59 breaches at Lexis-Nexis

[T]he company said just 2% of those informed by the company in March of the security breach had accepted its offer of free credit monitoring and none had reported identity theft. All the others will also be offered the services it said.

(From CNN, or see the statement here.)

So, let’s review. A slew of people are trolling Lexis-Nexis’ databases. They’re not stealing identities. So what are they doing?

One thing that springs to mind is that Lexis Nexis is providing the back end data for CAPPS-II, Secure Flight, and probably ‘Trusted Traveller.’ (No Place To Hide, pp 225.) So if a terrorist got hold of this data, then they might have 5,200 or so names, addresses, social security numbers, and everything else needed to impersonate people so that they’d be seen as ‘clean’ by Secure Flight. That could be worth a lot more than the few tens of thousands of dollars you might steal.

Before the biometric cheerleading squad jumps out, please remember that we don’t know if any of those 59 accounts that were used had update or corrections privileges into the database.

Small Bits: Digitizing Art, Making Sense, Wages of Sin, Pookmail

  • Capturing the Unicorn is an article at the New Yorker about the hubris of technologists trying to capture art. (The technologists win, but the archivist in me asks: CDs?)
  • 13 things that do not make sense is a New Scientist article about, well, 13 things that don’t make sense. Some foolish people might look at it, and say, look, science doesn’t have all the answers. But that’s ok. Science doesn’t need to provide all the answers. It provides us a way to approach problems, which often involves saying “huh. I just don’t know. How could we find an answer?”
  • Financial Cryptography discusses “The Wages of Sin,” with a Forbes article on the market gap left by Paypal’s choice to apply a morality bit to transactions.
  • is a free web site to send spam to.
  • Finally, San Jose Medical Group was broken into, and two computers were stolen, with personal data about 185,000 people. Interestingly, that’s three times as many as they say they serve on their home page.

More on Nevada DMV

In working on the Choicepoint roundup for tomorrow, I found Axinar pointing to this story about the Las Vegas DMV heist. Apparently, all that encryption? Err. Never mind.

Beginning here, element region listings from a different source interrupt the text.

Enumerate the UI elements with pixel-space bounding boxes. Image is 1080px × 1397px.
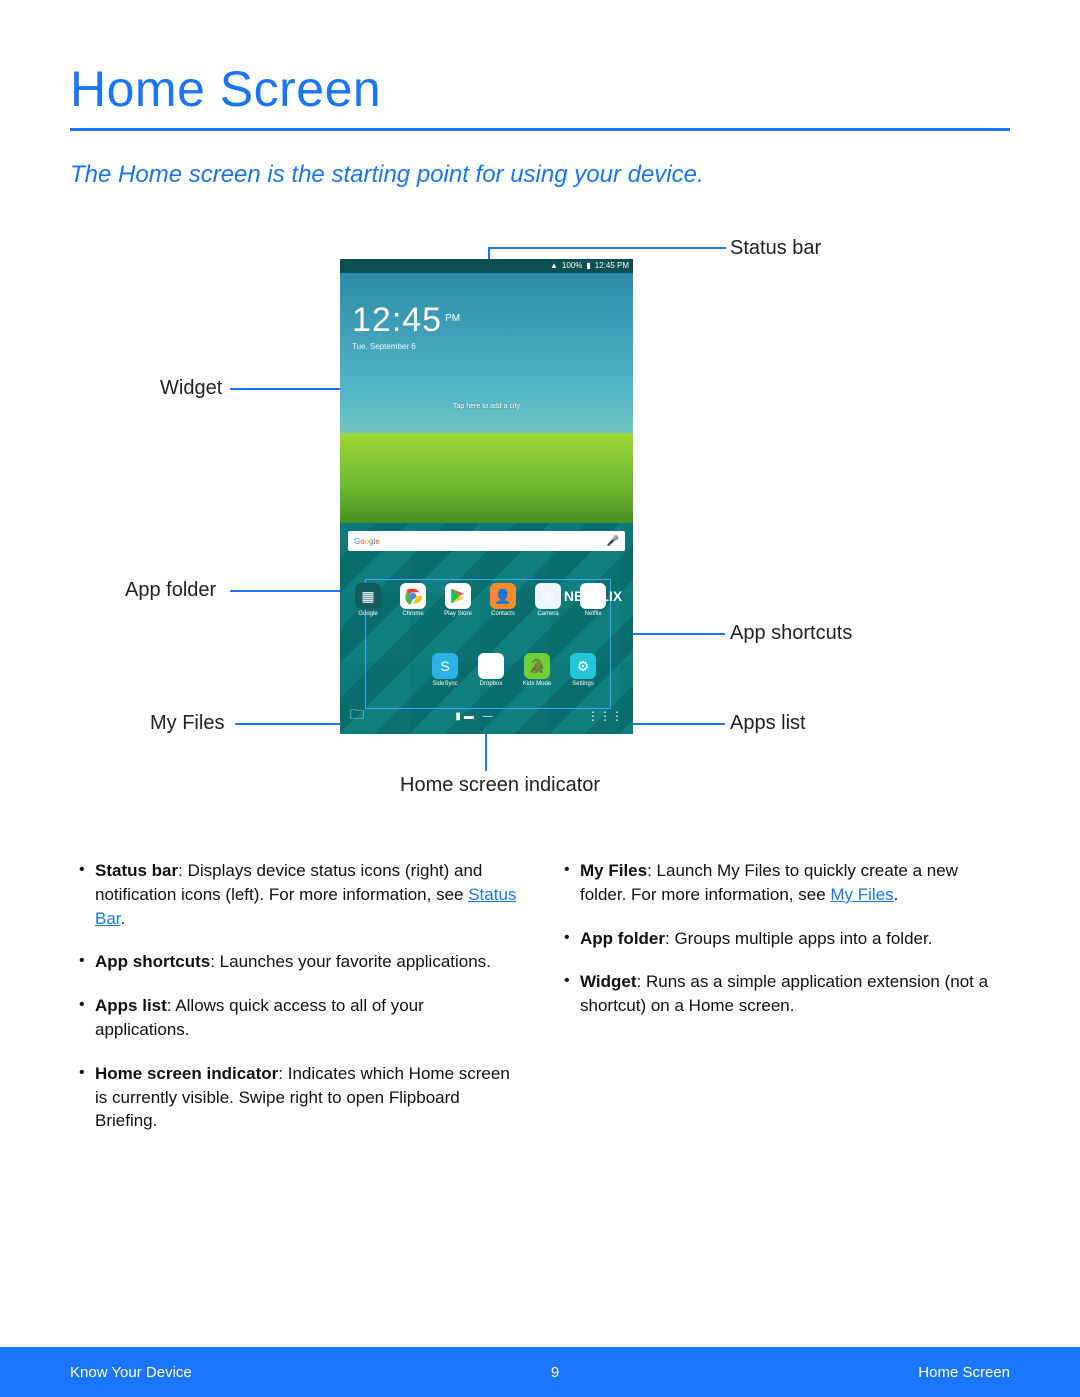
bullet-text: : Groups multiple apps into a folder.	[665, 929, 932, 948]
bullet-item: App shortcuts: Launches your favorite ap…	[75, 950, 520, 974]
app-row: S SideSync ⧈ Dropbox 🐊 Kids Mode ⚙ Setti…	[425, 653, 625, 687]
app-play-store[interactable]: Play Store	[438, 583, 478, 617]
home-screen-indicator[interactable]: ▮▬ —	[455, 711, 495, 722]
footer-left: Know Your Device	[70, 1364, 192, 1381]
grass-bg	[340, 433, 633, 523]
callout-widget: Widget	[160, 377, 222, 400]
leader-line	[230, 590, 355, 592]
app-label: Settings	[572, 681, 594, 687]
bullet-item: Widget: Runs as a simple application ext…	[560, 970, 1005, 1018]
bullets-section: Status bar: Displays device status icons…	[70, 859, 1010, 1153]
nav-row: 🗀 ▮▬ — ⋮⋮⋮	[340, 704, 633, 728]
app-sidesync[interactable]: S SideSync	[425, 653, 465, 687]
inline-link[interactable]: My Files	[830, 885, 893, 904]
clock-weather-widget[interactable]: 12:45PM Tue, September 6 Tap here to add…	[340, 273, 633, 523]
bullet-term: Widget	[580, 972, 637, 991]
leader-line	[485, 729, 487, 771]
callout-my-files: My Files	[150, 712, 224, 735]
leader-line	[235, 723, 350, 725]
annotated-diagram: Status bar Widget App folder My Files Ap…	[70, 229, 1010, 829]
settings-icon: ⚙	[570, 653, 596, 679]
wifi-icon: ▲	[550, 262, 558, 270]
title-rule	[70, 128, 1010, 131]
bullet-term: My Files	[580, 861, 647, 880]
page-title: Home Screen	[70, 60, 1010, 118]
callout-home-indicator: Home screen indicator	[400, 774, 600, 797]
app-label: Contacts	[491, 611, 515, 617]
app-camera[interactable]: ◎ Camera	[528, 583, 568, 617]
bullet-text-after: .	[894, 885, 899, 904]
bullet-item: Status bar: Displays device status icons…	[75, 859, 520, 930]
status-time: 12:45 PM	[595, 262, 629, 270]
clock-date: Tue, September 6	[352, 342, 460, 351]
clock-time: 12:45	[352, 301, 442, 340]
tablet-screenshot: ▲ 100% ▮ 12:45 PM 12:45PM Tue, September…	[340, 259, 633, 734]
sidesync-icon: S	[432, 653, 458, 679]
my-files-icon[interactable]: 🗀	[350, 704, 364, 728]
bullet-term: Apps list	[95, 996, 167, 1015]
battery-text: 100%	[562, 262, 582, 270]
page-subtitle: The Home screen is the starting point fo…	[70, 161, 1010, 189]
app-label: Chrome	[402, 611, 423, 617]
app-label: Play Store	[444, 611, 472, 617]
callout-status-bar: Status bar	[730, 237, 821, 260]
contacts-icon: 👤	[490, 583, 516, 609]
play-store-icon	[445, 583, 471, 609]
bullet-term: Status bar	[95, 861, 178, 880]
app-settings[interactable]: ⚙ Settings	[563, 653, 603, 687]
leader-line	[628, 723, 725, 725]
netflix-icon: NETFLIX	[580, 583, 606, 609]
bullet-text: : Runs as a simple application extension…	[580, 972, 988, 1015]
bullet-text-after: .	[121, 909, 126, 928]
folder-icon: ▦	[355, 583, 381, 609]
app-folder-google[interactable]: ▦ Google	[348, 583, 388, 617]
callout-app-shortcuts: App shortcuts	[730, 622, 852, 645]
bullets-left: Status bar: Displays device status icons…	[75, 859, 520, 1153]
dropbox-icon: ⧈	[478, 653, 504, 679]
app-label: SideSync	[432, 681, 457, 687]
weather-hint[interactable]: Tap here to add a city	[453, 403, 520, 410]
bullet-text: : Launches your favorite applications.	[210, 952, 491, 971]
bullet-item: My Files: Launch My Files to quickly cre…	[560, 859, 1005, 907]
app-chrome[interactable]: Chrome	[393, 583, 433, 617]
leader-line	[230, 388, 350, 390]
callout-app-folder: App folder	[125, 579, 216, 602]
bullet-item: Home screen indicator: Indicates which H…	[75, 1062, 520, 1133]
battery-icon: ▮	[586, 262, 590, 270]
app-contacts[interactable]: 👤 Contacts	[483, 583, 523, 617]
app-row: ▦ Google Chrome Play Store 👤	[348, 583, 628, 617]
camera-icon: ◎	[535, 583, 561, 609]
bullets-right: My Files: Launch My Files to quickly cre…	[560, 859, 1005, 1153]
apps-list-icon[interactable]: ⋮⋮⋮	[587, 709, 623, 723]
app-label: Camera	[537, 611, 558, 617]
bullet-term: App folder	[580, 929, 665, 948]
app-label: Netflix	[585, 611, 602, 617]
app-netflix[interactable]: NETFLIX Netflix	[573, 583, 613, 617]
bullet-term: Home screen indicator	[95, 1064, 278, 1083]
status-bar: ▲ 100% ▮ 12:45 PM	[340, 259, 633, 273]
chrome-icon	[400, 583, 426, 609]
kids-mode-icon: 🐊	[524, 653, 550, 679]
app-label: Dropbox	[480, 681, 503, 687]
footer-page: 9	[551, 1364, 559, 1381]
bullet-item: Apps list: Allows quick access to all of…	[75, 994, 520, 1042]
google-logo: Google	[354, 537, 380, 546]
app-kids-mode[interactable]: 🐊 Kids Mode	[517, 653, 557, 687]
app-dropbox[interactable]: ⧈ Dropbox	[471, 653, 511, 687]
page-footer: Know Your Device 9 Home Screen	[0, 1347, 1080, 1397]
clock-ampm: PM	[445, 313, 460, 324]
footer-right: Home Screen	[918, 1364, 1010, 1381]
bullet-item: App folder: Groups multiple apps into a …	[560, 927, 1005, 951]
mic-icon[interactable]: 🎤	[607, 536, 619, 547]
app-label: Kids Mode	[523, 681, 551, 687]
bullet-term: App shortcuts	[95, 952, 210, 971]
clock: 12:45PM Tue, September 6	[352, 301, 460, 351]
leader-line	[488, 247, 726, 249]
callout-apps-list: Apps list	[730, 712, 806, 735]
app-label: Google	[358, 611, 377, 617]
google-search-widget[interactable]: Google 🎤	[348, 531, 625, 551]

But Lewis said Friday that Digimarc Corp., the Beaverton, Ore.,-based company that provides digital driver’s licenses in Nevada, told her Thursday the information was not encrypted, and was readily accessible.

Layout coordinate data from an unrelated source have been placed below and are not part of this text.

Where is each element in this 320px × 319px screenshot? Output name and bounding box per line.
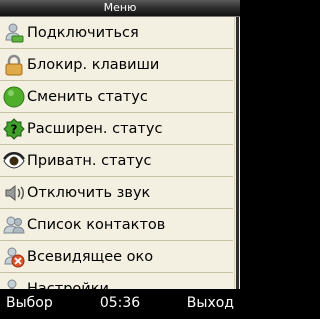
menu-item-private-status[interactable]: Приватн. статус [0,145,233,177]
menu-item-label: Расширен. статус [27,120,163,137]
scrollbar[interactable] [234,17,240,289]
menu-item-extended-status[interactable]: ? Расширен. статус [0,113,233,145]
menu-list: Подключиться Блокир. клавиши Сменить ста… [0,17,240,289]
menu-item-label: Всевидящее око [27,248,154,265]
extended-status-icon: ? [3,117,25,140]
menu-item-label: Список контактов [27,216,166,233]
menu-item-label: Приватн. статус [27,152,152,169]
exit-softkey[interactable]: Выход [187,295,234,311]
eye-icon [3,150,25,172]
menu-item-lock-keys[interactable]: Блокир. клавиши [0,49,233,81]
menu-item-settings[interactable]: Настройки [0,273,233,289]
svg-text:?: ? [11,122,18,136]
user-connect-icon [3,22,25,44]
green-status-icon [3,86,25,108]
speaker-icon [3,182,25,204]
menu-item-contact-list[interactable]: Список контактов [0,209,233,241]
menu-item-change-status[interactable]: Сменить статус [0,81,233,113]
softkey-bar: Выбор 05:36 Выход [0,289,240,319]
menu-item-label: Блокир. клавиши [27,56,160,73]
menu-item-label: Отключить звук [27,184,151,201]
menu-item-label: Настройки [27,280,109,290]
menu-item-label: Сменить статус [27,88,148,105]
lock-icon [3,54,25,76]
settings-icon [3,278,25,289]
scrollbar-thumb[interactable] [236,17,239,289]
all-seeing-eye-icon [3,246,25,268]
menu-item-mute[interactable]: Отключить звук [0,177,233,209]
menu-item-connect[interactable]: Подключиться [0,17,233,49]
menu-item-label: Подключиться [27,24,139,41]
window-title: Меню [0,0,240,17]
menu-item-all-seeing-eye[interactable]: Всевидящее око [0,241,233,273]
contacts-icon [3,214,25,236]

[Update: Speaking of oops, I messed up Axinar’s name, and have fixed that.]

1,700 Drivers Licenses stolen

The theft occurred early Monday in a remote industrial area, authorities said. The thieves took blank licenses and laminated covers, a digital license camera, a camera computer and a license printer.

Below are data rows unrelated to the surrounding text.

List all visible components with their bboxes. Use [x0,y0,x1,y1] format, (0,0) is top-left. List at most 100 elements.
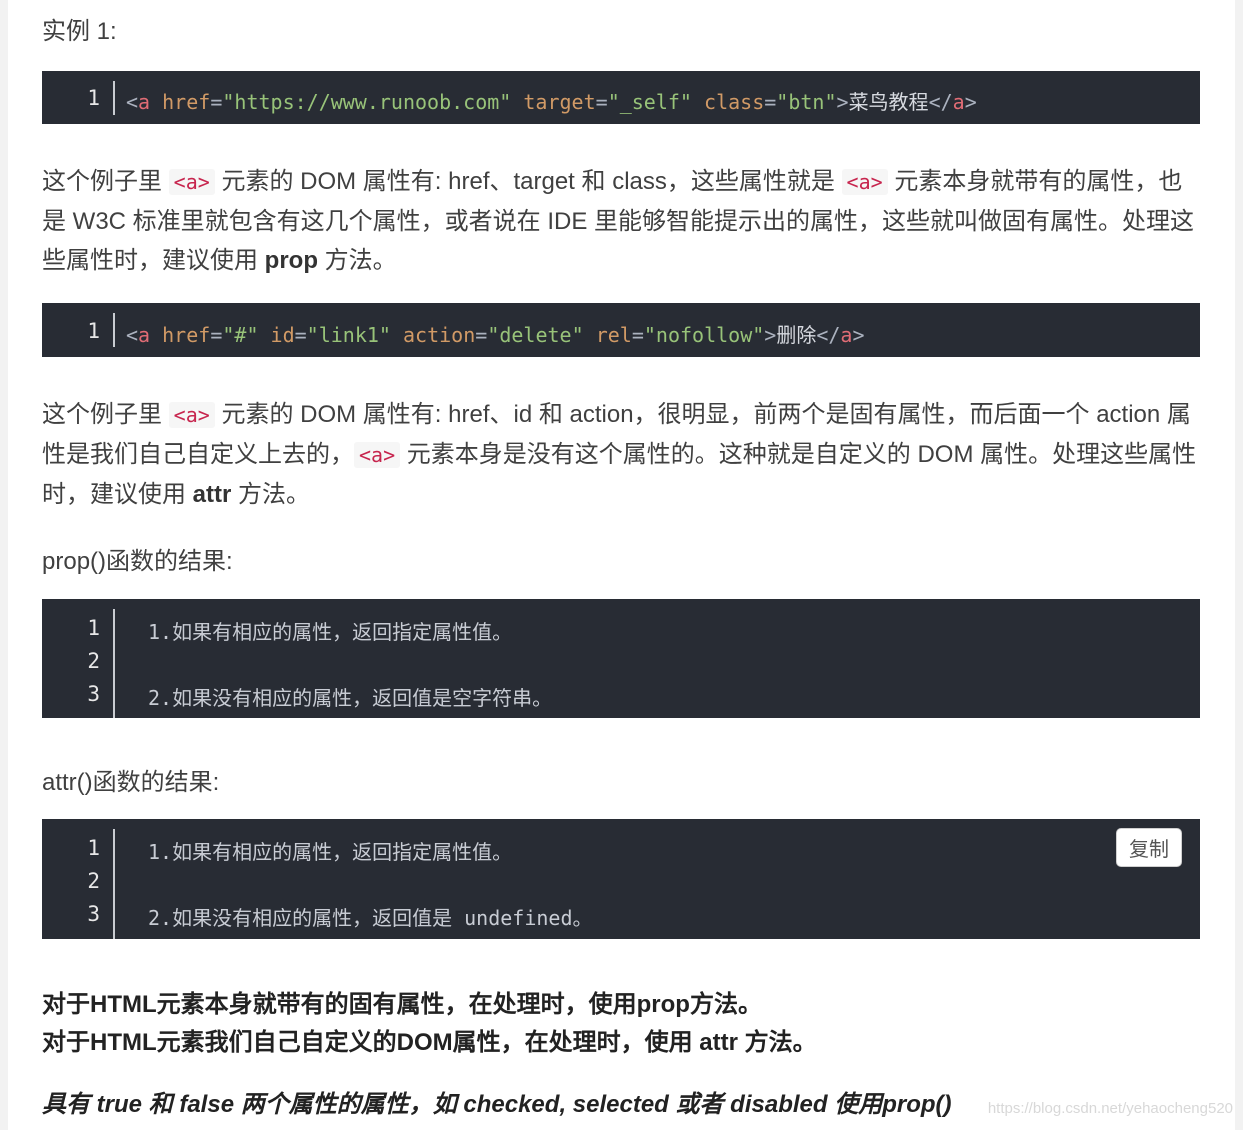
paragraph-line: 这个例子里 <a> 元素的 DOM 属性有: href、target 和 cla… [42,162,1200,202]
gutter-divider [113,313,115,347]
text-run: 元素的 DOM 属性有: href、target 和 class，这些属性就是 [214,168,842,195]
inline-code-a-tag: <a> [354,442,401,468]
code-token: action [403,323,476,347]
code-token: a [138,90,151,114]
line-number: 2 [87,869,100,893]
text-run: 时，建议使用 [42,481,193,508]
code-token: a [138,323,151,347]
code-token: </ [928,90,953,114]
paragraph-intrinsic-attributes: 这个例子里 <a> 元素的 DOM 属性有: href、target 和 cla… [42,162,1200,280]
inline-code-a-tag: <a> [841,169,888,195]
line-number: 1 [87,616,100,640]
text-run: 元素本身是没有这个属性的。这种就是自定义的 DOM 属性。处理这些属性 [400,441,1197,468]
code-line: 1.如果有相应的属性，返回指定属性值。 [148,620,513,644]
code-token: a [952,90,965,114]
text-run: 性是我们自己自定义上去的， [42,441,354,468]
code-line: 2.如果没有相应的属性，返回值是 undefined。 [148,906,593,930]
code-token: < [126,90,139,114]
copy-button[interactable]: 复制 [1116,828,1182,867]
watermark: https://blog.csdn.net/yehaocheng520 [987,1100,1233,1117]
code-token: > [852,323,865,347]
gutter-divider [113,829,115,939]
line-number: 3 [87,682,100,706]
code-token: id [270,323,295,347]
inline-code-a-tag: <a> [168,402,215,428]
bold-keyword-attr: attr [192,481,232,508]
code-token: = [475,323,488,347]
code-token: = [631,323,644,347]
text-run: 这个例子里 [42,401,169,428]
code-token: "delete" [487,323,584,347]
code-token: = [210,323,223,347]
code-token: = [210,90,223,114]
code-block-attr-result: 1 2 3 1.如果有相应的属性，返回指定属性值。 2.如果没有相应的属性，返回… [42,819,1200,939]
code-token: href [162,90,211,114]
prop-result-heading: prop()函数的结果: [42,548,233,575]
code-token: < [126,323,139,347]
code-token: a [840,323,853,347]
paragraph-line: 性是我们自己自定义上去的， <a> 元素本身是没有这个属性的。这种就是自定义的 D… [42,435,1200,475]
page-right-border [1235,0,1243,1130]
line-number: 1 [87,319,100,343]
code-token: "nofollow" [643,323,765,347]
line-number: 2 [87,649,100,673]
code-token: 菜鸟教程 [848,90,929,114]
paragraph-line: 时，建议使用 attr 方法。 [42,475,1200,514]
code-token: = [764,90,777,114]
code-token: = [595,90,608,114]
line-number-gutter: 1 [42,303,114,357]
code-block-2: 1 <a href="#" id="link1" action="delete"… [42,303,1200,357]
code-block-1: 1 <a href="https://www.runoob.com" targe… [42,71,1200,124]
line-number-gutter: 1 2 3 [42,819,114,939]
line-number: 1 [87,836,100,860]
code-line: 1.如果有相应的属性，返回指定属性值。 [148,840,513,864]
gutter-divider [113,609,115,718]
page-left-border [0,0,8,1130]
text-run: 元素本身就带有的属性，也 [887,168,1183,195]
code-token: class [704,90,765,114]
line-number: 3 [87,902,100,926]
code-token: "link1" [306,323,391,347]
code-line: <a href="#" id="link1" action="delete" r… [126,319,865,348]
code-token: "_self" [607,90,692,114]
paragraph-line: 这个例子里 <a> 元素的 DOM 属性有: href、id 和 action，… [42,395,1200,435]
paragraph-line: 些属性时，建议使用 prop 方法。 [42,241,1200,280]
code-line: <a href="https://www.runoob.com" target=… [126,86,977,115]
code-line: 2.如果没有相应的属性，返回值是空字符串。 [148,686,553,710]
text-run: 些属性时，建议使用 [42,247,265,274]
line-number-gutter: 1 2 3 [42,599,114,718]
code-token: "#" [222,323,259,347]
bold-keyword-prop: prop [264,247,318,274]
text-run: 这个例子里 [42,168,169,195]
code-token: 删除 [776,323,817,347]
code-token: target [523,90,596,114]
code-token: > [964,90,977,114]
emphasis-boolean-attributes: 具有 true 和 false 两个属性的属性，如 checked, selec… [42,1091,952,1118]
summary-line-attr: 对于HTML元素我们自己自定义的DOM属性，在处理时，使用 attr 方法。 [42,1029,817,1056]
code-token: href [162,323,211,347]
code-token: = [294,323,307,347]
code-token: "https://www.runoob.com" [222,90,512,114]
attr-result-heading: attr()函数的结果: [42,769,220,796]
code-token: > [764,323,777,347]
paragraph-line: 是 W3C 标准里就包含有这几个属性，或者说在 IDE 里能够智能提示出的属性，… [42,208,1195,235]
inline-code-a-tag: <a> [168,169,215,195]
code-token: > [836,90,849,114]
text-run: 元素的 DOM 属性有: href、id 和 action，很明显，前两个是固有… [214,401,1191,428]
code-token: "btn" [776,90,837,114]
line-number-gutter: 1 [42,71,114,124]
code-token: </ [816,323,841,347]
code-block-prop-result: 1 2 3 1.如果有相应的属性，返回指定属性值。 2.如果没有相应的属性，返回… [42,599,1200,718]
code-token: rel [595,323,632,347]
text-run: 方法。 [318,247,397,274]
line-number: 1 [87,86,100,110]
text-run: 方法。 [231,481,311,508]
gutter-divider [113,81,115,115]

“It’s been pondered that this has national security interests,” [police spokesman Tim] Bedwell said. “But it’s easier to pass a fake ID to a teller than to use it to get on a plane and fly internationally.”

He’s clearly right. (Actually, he’s totally off. With the possible remaining exception of Canada, you can’t fly internationally with a drivers license. But you sure can fly around the US on one.)

(From the Seattle Post Intelligencer, via Qaddisin Security Blog.)

[Update: To clarify, what was stolen was everything needed to create perfect license forgeries, not the data. Also, this Las Vegas Review Journal story is a little better.]